Example: Approximate test
- We consider a study from Florida Poll 2006:
- In connection with problems financing public service a random sample of 1200 individuals were asked whether they preferred less service or tax increases.
- 52% preferred tax increases. Is this enough to say that the proportion is significantly different from fifty-fifty?
- Sample with \(n = 1200\) observations and estimated proportion \(\hat{\pi} = 0.52\).
- Null hypothesis \(H_0: \pi = 0.5\).
- Alternative hypothesis \(H_a: \pi\neq 0.5\).
- Standard error \(se_0 = \sqrt{\frac{\pi_0(1-\pi_0)}{n}} = \sqrt{\frac{0.5\times0.5}{1200}} = 0.0144\)
- Observed test statistic \(z_{obs} = \frac{\hat{\pi}-\pi_0}{se_0}=\frac{0.52-0.5}{0.0144}=1.39\)
- “upper tail probability for 1.39” in the standard normal distribution is 0.0823, i.e. we have a \(p\)-value of 2\(\cdot\) 0.0823\(\approx\) 16%.
- Conclusion: There is not sufficient evidence to reject \(H_0\), i.e. we do not reject that the preference in the population is fifty-fifty.

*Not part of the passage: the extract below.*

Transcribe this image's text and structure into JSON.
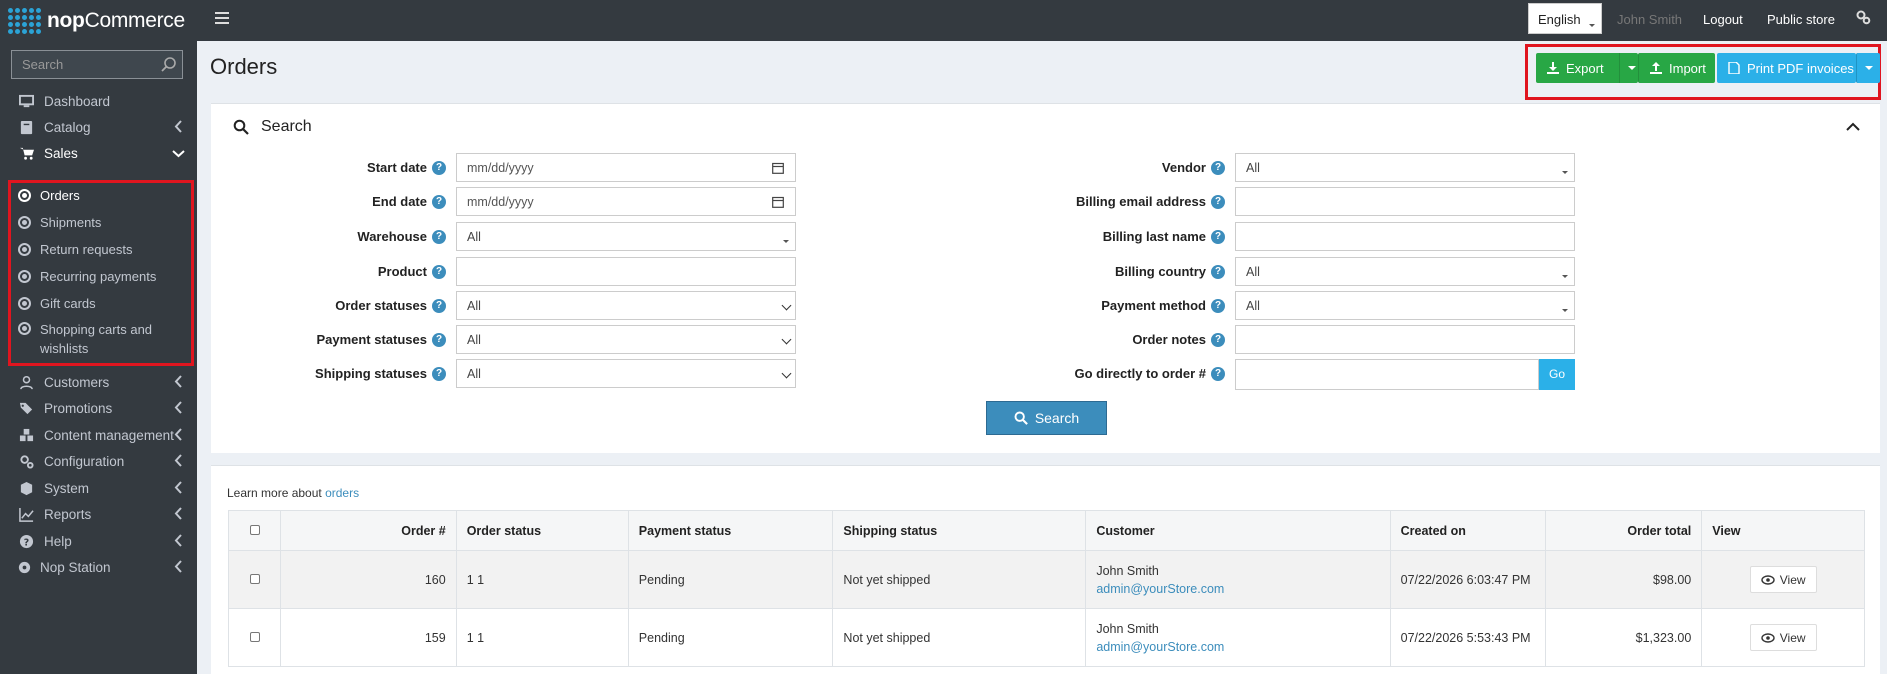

- Note, the above calculations can also be performed automatically in R by (a little different results due to rounding errors in the manual calculation):
count <- 1200 * 0.52 # number of individuals preferring tax increase
prop.test(x = count, n = 1200, correct = F)
##
## 1-sample proportions test without continuity correction
##
## data: count out of 1200
## X-squared = 1.92, df = 1, p-value = 0.1659
## alternative hypothesis: true p is not equal to 0.5
## 95 percent confidence interval:
## 0.4917142 0.5481581
## sample estimates:
## p
## 0.52
Binomial test in R
- We return to the Chile data, where we again look at the variable
sex
.
- Let us test whether the proportion of females is different from 50 %, i.e., we look at \(H_0:\ \pi=0.5\) and \(H_a:\ \pi \neq 0.5\), where \(\pi\) is the unknown population proportion of females.

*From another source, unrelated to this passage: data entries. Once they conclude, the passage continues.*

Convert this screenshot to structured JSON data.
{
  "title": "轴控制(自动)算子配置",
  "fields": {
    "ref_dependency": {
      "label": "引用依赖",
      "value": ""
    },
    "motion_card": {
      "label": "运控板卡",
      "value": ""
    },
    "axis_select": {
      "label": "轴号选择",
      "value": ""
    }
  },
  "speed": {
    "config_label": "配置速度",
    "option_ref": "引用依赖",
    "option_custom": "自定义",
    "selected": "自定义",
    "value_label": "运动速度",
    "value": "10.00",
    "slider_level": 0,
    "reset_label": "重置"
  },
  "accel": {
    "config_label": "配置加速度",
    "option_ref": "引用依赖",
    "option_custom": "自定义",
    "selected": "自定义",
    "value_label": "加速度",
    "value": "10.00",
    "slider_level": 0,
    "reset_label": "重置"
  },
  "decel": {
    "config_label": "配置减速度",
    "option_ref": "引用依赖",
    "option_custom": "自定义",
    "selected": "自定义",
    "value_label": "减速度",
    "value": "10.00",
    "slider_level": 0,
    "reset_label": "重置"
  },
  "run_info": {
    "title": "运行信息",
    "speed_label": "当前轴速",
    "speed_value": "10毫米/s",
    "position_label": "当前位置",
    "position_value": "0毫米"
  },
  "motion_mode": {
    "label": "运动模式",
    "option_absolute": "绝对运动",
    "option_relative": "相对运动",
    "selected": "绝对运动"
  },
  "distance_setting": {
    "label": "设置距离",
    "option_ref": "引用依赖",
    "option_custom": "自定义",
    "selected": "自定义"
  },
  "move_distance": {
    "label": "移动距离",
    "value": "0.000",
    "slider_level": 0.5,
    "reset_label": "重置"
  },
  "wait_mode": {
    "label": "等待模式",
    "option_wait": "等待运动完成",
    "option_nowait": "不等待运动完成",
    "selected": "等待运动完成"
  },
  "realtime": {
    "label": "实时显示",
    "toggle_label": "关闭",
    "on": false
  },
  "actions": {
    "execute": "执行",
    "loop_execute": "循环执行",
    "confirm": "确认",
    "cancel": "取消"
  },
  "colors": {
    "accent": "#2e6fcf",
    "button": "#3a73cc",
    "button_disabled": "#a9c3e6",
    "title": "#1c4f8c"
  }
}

Chile <- read.delim("https://asta.math.aau.dk/datasets?file=Chile.txt")
binom.test( ~ sex, data = Chile, p = 0.5, conf.level = 0.95)
##
##
##
## data: Chile$sex [with success = F]
## number of successes = 1379, number of trials = 2700, p-value =
## 0.2727
## alternative hypothesis: true probability of success is not equal to 0.5
## 95 percent confidence interval:
## 0.4916971 0.5297610
## sample estimates:
## probability of success
## 0.5107407
- The \(p\)-value for the binomial exact test is \(27\%\), so there is no significant difference between the proportion of males and females.
- The approximate test has a \(p\)-value of \(26\%\), which can be calculated by the command
prop.test( ~ sex, data = Chile, p = 0.5, conf.level = 0.95, correct = FALSE)
(note the additional argument correct = FALSE
).